Выше уже приводились слова Мао Цзэдуна о том, что «Хун Сюцюань, Кан Ювэй, Янь Фу и Сунь Ятсен представляли группу «передовых китайцев», стремившихся найти истину на Западе до того, как родилась коммунистическая партия Китая… империалистическая агрессия разбила мечты китайцев научиться у Запада». Может быть, и Мао Цзэдуна когда-нибудь включат в эту группу, с той лишь оговоркой, что он стремился найти истину у Чжан Лу, Хун Сюцюаня, Кан Ювэя, Янь Фу и, конечно же, Сунь Ятсена».
«Красная императрица»
Когда я говорю, что председатель Мао допустил множество ошибок, я имею в виду также ту ошибку, которая называется Цзян Цин. Это очень, очень плохая женщина. Она настолько плоха, что все то плохое, что говорится о ней, еще недостаточно плохо, и если вы спросите меня, что я мог бы сказать в ее оправдание, то я отвечу: ничего не могу. Для Цзян Цин нет никакого оправдания. Цзян Цин — это уже хуже некуда.
Когда Чжун Хуаминь и Артур Миллер, гонконгские эксперты по Китаю, или, как их там называли, first-class China-watchers (первоклассные наблюдатели за Китаем), решили написать книгу о Цзян Цин, то к своему величайшему удивлению обнаружили, что в «Китае нет ни одной официальной публикации, на которую можно было бы сослаться как на достоверный источник, чтобы назвать точную дату ее рождения. В одних источниках указывается 1910 год, а в других — 1913». Это представлялось им тем более странным и даже необъяснимым, что в стране бушевала инициированная Мао Цзэдуном «великая пролетарская культурная революция» и Цзян Цин играла в ней одну из ключевых ролей, была правой рукой «великого кормчего». Ее называли красной императрицей. Но никто толком не знал даже основных вех ее биографии, в том числе дату ее рождения. Ее прошлая жизнь оставалась тайной. Почему?
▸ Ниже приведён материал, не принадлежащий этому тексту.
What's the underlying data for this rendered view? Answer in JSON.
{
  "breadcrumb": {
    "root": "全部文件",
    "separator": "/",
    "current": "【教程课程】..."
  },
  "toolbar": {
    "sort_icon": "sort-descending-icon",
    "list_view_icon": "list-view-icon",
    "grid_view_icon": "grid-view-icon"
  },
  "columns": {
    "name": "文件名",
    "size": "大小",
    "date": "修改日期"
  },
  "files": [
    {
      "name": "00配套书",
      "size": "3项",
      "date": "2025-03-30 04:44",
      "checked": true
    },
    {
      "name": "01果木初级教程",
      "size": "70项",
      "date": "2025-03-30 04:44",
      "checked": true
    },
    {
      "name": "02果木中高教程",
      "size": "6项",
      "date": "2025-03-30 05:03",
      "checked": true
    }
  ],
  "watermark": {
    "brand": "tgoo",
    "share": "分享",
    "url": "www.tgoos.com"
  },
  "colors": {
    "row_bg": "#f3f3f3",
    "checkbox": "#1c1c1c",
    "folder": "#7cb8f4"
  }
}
Что скрывалось за этим: чрезмерная скромность или что-то иное?
На протяжении всей своей жизни Цзян Цин лишь дважды позволила себе поделиться, причем с иностранцами, кое-какими воспоминаниями о своем детстве, семье, родителях, об учебе.
Первый раз это случилось в декабре 1942 года в Яньани. Тогда в беседе с П. П. Владимировым, связным Коминтерна при ЦК КПК, она рассказала, что ее первое имя — Ли Юньхэ, а артистическое — Лань Пин, что родилась она в 1912 году в городе Чжучэне провинции Шаньдун, в бедной семье, что отец умер рано, и мать нанялась в прислуги». Мать обожала дочь и на свой мизерный заработок сумела ей дать начальное образование. Семнадцати лет Цзян Цин поступила в шаньдунскую провинциальную школу под новым именем Ли Шуцзя. В 1929 году перешла в институт города Циндао с прочной мечтой о театральной карьере.
Из ее последующих отрывочных воспоминаний, у П. Владимирова сложилось мнение, что «свою карьеру Цзян Цин устраивала с помощью влиятельных покровителей. Так, с толстосумом Хуан Цзинем в 1934 году она переезжает в Бэйпин (тогдашнее название Пекина. —
Второй раз «красная императрица» приоткрылась Роксане Уитке, профессору истории Ньюйоркского университета, синологу. 38-летняя американка приехала в Китай в надежде собрать материалы для своей научной работы о положении китайских женщин. Однако к ней неожиданно проявила интерес Цзян Цин. Их первая встреча, состоявшаяся в Пекине летом 1972 года, получила продолжение на юге Китая, куда Роксана Уитке была доставлена на специальном самолете. Там, в окрестностях Гуаньчжоу, за первой беседой последовала вторая. Потом третья, четвертая… Целая серия продолжительных бесед.
Такого не мог позволить себе ни один из высших руководителей Китая. Партия установила на это негласное табу. Исключением был лишь Мао Цзэдун, положивший глаз на Эдгара Сноу. Через него Председатель КПК регулярно оповещал мир о многочисленных перипетиях на своем жизненном пути, о своих взглядах на мироустройство, разъяснял суть своих великих деяний и грандиозных замыслов. Теперь вторым исключением самовольно стала четвертая жена председателя.